A comprehensive analysis indicates that although the instantaneous tracking accuracy of NMPC may be inferior to that of conventional PID control, its overall control performance is superior in long-distance path tracking tasks. Nevertheless, in practical engineering applications, a trade-off must be made between the algorithm’s computational complexity and its real-time control capability. This trade-off remains a key challenge limiting the widespread adoption of NMPC.
7. Conclusions
This paper addresses the challenge of achieving high-precision 3D path tracking for bionically actuated amphibious robots operating in complex underwater environments characterized by periodic and time-varying thrust forces, through systematic modeling and control design. First, the hydrodynamic forces acting on the robot during underwater hovering, along with the thrust generated by foot-wing flapping, were thoroughly analyzed, leading to the development of a complete six-degree-of-freedom dynamic model. To simplify the periodic actuation inputs, an averaging method based on a scaling function was introduced. This enabled the derivation of an explicit functional relationship between the joint flapping amplitude and the resulting thrust force, thereby enhancing model controllability and facilitating controller design.

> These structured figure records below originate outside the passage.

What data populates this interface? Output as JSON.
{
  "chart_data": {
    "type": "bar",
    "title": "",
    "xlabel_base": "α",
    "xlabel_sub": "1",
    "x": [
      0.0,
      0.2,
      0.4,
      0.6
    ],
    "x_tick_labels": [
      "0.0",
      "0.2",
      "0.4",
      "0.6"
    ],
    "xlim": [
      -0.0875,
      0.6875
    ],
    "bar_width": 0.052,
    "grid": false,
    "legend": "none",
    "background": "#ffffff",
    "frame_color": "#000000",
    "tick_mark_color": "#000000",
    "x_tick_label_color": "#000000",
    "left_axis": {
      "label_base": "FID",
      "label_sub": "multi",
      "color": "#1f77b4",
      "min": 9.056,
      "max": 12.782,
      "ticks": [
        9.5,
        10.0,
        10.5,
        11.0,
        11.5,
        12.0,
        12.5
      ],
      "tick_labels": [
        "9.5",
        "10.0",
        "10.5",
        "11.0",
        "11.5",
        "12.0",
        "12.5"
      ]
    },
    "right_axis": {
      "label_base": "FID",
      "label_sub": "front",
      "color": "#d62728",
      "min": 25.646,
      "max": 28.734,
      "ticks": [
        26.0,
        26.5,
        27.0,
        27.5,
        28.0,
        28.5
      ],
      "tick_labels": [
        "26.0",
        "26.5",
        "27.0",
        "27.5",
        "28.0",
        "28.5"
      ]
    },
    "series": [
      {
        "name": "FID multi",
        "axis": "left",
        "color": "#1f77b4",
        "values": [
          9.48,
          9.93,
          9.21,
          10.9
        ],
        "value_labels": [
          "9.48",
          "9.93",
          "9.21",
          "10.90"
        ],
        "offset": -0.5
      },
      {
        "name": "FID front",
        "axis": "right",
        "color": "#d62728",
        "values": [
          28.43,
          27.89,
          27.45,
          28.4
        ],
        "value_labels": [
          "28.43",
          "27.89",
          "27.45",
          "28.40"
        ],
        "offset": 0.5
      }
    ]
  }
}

Finally, a horizontal path tracking controller was developed by integrating NMPC with the LOS guidance strategy. Simulation results demonstrate that the proposed control approach not only achieves high-precision trajectory tracking, but also effectively maintains attitude stability throughout underwater motion.
Nevertheless, several limitations remain in this study. Certain secondary hydrodynamic terms were simplified during the modeling process, which may affect the overall accuracy of the dynamic model. Although the averaging-based model reduces computational complexity, it still retains a relatively complex structure that may hinder the real-time performance and implementation efficiency of the controller. Moreover, the controller design does not account for common environmental disturbances such as ocean currents and waves, which limits its robustness under complex operating conditions. In addition, the stability of the NMPC controller has not been systematically analyzed from a theoretical perspective, and thus lacks rigorous theoretical justification.
Therefore, future research should focus on more comprehensive hydrodynamic modeling, enhanced robustness to environmental disturbances, and a rigorous theoretical analysis of controller stability. These improvements are expected to enhance the practicality and engineering scalability of the proposed control system.